The husband of Joscelin's heir, Otto von Botenlauben , sold the castle to the Teutonic Order in 1220 . The purchase was contested by Jakob von Mandelée (Amigdala), son of Joscelin's youngest daughter, Agnes, who claimed a share of Joscelin's estate and was finally paid out by the Teutonic Order in 1228. At this point the castle had already lost its importance to the nearby Montfort Castle .

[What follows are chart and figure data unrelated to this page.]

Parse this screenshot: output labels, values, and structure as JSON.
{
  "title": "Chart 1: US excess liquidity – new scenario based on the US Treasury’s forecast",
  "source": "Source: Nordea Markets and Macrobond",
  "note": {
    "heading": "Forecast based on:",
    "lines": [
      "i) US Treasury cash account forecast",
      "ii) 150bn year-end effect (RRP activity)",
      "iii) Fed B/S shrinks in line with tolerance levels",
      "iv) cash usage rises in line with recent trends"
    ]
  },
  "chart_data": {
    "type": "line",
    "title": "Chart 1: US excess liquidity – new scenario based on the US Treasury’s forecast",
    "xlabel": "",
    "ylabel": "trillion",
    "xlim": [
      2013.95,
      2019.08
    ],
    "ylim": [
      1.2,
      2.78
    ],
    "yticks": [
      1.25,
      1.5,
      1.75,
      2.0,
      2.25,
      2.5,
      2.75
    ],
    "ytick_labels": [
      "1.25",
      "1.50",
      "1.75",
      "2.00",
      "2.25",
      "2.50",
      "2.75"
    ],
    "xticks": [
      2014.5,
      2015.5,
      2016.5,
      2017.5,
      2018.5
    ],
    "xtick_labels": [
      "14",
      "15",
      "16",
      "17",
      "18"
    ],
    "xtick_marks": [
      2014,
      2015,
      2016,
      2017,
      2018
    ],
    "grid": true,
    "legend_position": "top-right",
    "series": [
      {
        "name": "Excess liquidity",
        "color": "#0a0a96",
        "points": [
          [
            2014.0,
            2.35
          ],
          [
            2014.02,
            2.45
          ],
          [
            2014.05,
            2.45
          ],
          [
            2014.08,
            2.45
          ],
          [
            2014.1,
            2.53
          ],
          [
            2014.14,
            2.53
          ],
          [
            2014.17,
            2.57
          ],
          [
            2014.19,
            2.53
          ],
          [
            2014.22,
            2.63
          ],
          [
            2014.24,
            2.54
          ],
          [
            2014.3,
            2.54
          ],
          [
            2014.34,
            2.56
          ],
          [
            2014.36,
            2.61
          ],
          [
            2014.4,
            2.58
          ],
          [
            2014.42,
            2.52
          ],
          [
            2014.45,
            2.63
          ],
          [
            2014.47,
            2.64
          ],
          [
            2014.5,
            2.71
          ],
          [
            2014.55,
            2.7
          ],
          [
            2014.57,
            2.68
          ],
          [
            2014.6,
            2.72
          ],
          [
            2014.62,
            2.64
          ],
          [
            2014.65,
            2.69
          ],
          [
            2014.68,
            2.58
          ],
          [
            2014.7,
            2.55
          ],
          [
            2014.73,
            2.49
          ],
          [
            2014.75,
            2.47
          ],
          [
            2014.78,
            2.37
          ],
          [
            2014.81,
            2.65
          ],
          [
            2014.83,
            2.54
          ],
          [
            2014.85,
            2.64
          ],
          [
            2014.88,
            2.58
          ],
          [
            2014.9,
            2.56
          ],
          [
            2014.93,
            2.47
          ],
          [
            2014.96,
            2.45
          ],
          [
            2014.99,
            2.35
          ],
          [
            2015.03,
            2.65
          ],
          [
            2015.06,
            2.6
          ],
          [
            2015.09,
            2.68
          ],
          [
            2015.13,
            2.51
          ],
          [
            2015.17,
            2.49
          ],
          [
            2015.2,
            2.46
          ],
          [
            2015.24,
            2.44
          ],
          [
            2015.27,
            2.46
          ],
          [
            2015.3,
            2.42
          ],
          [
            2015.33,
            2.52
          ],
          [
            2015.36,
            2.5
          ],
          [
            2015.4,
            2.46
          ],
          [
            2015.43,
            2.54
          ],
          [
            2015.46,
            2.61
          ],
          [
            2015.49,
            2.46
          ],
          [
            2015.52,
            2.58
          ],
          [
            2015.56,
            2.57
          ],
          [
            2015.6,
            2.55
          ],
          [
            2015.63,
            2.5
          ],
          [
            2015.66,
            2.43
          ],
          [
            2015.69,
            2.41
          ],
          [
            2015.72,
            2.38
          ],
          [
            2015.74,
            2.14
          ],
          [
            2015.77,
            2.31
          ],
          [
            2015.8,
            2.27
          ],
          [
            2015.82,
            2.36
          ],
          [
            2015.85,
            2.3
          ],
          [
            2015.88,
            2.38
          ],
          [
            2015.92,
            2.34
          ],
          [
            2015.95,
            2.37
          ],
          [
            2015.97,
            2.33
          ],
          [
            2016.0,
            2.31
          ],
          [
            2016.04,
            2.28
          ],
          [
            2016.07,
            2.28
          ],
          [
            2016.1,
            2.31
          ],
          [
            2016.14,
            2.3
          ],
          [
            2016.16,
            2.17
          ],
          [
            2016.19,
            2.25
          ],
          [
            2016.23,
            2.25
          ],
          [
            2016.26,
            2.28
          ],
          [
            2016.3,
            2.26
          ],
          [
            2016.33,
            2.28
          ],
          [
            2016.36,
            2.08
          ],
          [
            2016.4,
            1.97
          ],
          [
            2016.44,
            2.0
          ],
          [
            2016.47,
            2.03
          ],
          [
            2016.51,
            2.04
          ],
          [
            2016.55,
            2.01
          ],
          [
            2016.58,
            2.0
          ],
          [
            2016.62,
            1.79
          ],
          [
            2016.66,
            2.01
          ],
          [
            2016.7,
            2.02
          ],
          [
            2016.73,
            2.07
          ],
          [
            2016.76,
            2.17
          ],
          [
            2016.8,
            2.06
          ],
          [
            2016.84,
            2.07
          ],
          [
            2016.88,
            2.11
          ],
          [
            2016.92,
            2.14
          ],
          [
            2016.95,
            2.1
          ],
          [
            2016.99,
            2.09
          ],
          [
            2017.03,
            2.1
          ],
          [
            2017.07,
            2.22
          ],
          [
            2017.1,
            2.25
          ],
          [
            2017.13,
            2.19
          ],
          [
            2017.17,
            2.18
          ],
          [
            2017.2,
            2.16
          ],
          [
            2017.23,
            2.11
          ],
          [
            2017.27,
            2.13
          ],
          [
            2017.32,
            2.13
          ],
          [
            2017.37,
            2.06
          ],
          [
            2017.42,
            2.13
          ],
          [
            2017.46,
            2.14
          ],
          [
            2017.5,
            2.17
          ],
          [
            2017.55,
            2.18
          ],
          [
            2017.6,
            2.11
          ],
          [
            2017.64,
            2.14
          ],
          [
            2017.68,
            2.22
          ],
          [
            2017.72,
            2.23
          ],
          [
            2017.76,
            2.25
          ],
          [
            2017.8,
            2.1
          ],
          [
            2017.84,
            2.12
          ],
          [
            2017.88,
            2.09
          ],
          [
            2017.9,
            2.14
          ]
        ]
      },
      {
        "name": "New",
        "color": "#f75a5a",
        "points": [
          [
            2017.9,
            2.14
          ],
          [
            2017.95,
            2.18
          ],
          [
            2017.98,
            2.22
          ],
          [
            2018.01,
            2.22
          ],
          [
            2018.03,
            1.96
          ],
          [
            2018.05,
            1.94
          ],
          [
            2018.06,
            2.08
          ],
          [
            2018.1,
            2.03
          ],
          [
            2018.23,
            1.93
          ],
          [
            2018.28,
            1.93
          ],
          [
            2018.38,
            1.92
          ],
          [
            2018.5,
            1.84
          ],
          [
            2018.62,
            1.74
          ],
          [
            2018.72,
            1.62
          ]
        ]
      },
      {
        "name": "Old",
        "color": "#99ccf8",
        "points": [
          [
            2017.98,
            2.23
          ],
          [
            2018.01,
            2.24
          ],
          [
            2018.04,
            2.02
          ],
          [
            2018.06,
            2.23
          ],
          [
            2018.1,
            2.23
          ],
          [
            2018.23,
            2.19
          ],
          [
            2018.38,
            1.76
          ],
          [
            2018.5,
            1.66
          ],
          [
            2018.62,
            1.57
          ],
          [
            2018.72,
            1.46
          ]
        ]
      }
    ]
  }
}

The castle was finally conquered by the Mamluks between 1266 and 1271 .

investment

Castellum Regis was built as a hilltop castle on the top of a hill. It has a rectangular floor plan and at each corner a protruding rectangular tower, from which attackers could also be shot at at the foot of the wall. The outer walls are approx. 3 m thick and enclose an area of ​​almost 40 m². Further below the hill there are partly bricked, partly cut into the rock remains of a bailey with a church and houses.

Excavations

Since 2002 the ruins of the Castellum Regis and the surrounding area have been researched and secured by archaeologists from the Zinman Institute of Archeology at the University of Haifa .

literature

  • Ronnie Elenblum: Frankish rural settlement in the Latin kingdom of Jerusalem. Cambridge University Press, 1998. pp. 41 ff.
  • Rabei Khamisy: The History and Architectural Design of Castellum Regis and Some Other Finds in the Village of Mi'ilya . In: Crusades , ISSN  1476-5276 , Vol. 12 (2013), pp. 13-51.
  • Denys Pringle: Secular Buildings in the Crusader Kingdom of Jerusalem. To Archaeological Gazetteer. Cambridge University Press, 1997, pp. 71 f.
  • Denys Pringle: The Churches of the Crusader Kingdom of Jerusalem. A corpus. Volume 2. Cambridge University Press, 1998. Pages 30-32.

Web links

Commons : Castellum Regis  - Collection of images, videos and audio files

Notes and individual references

  1. "castellum novum, quod in montanis Achonensibus situm est"
  2. Rabei Khamisy: Mi'ilya . In: Hadashot Arkheologiyot. Excavations and Surveys in Israel , ISSN  1565-5334 , No. 125 (2013).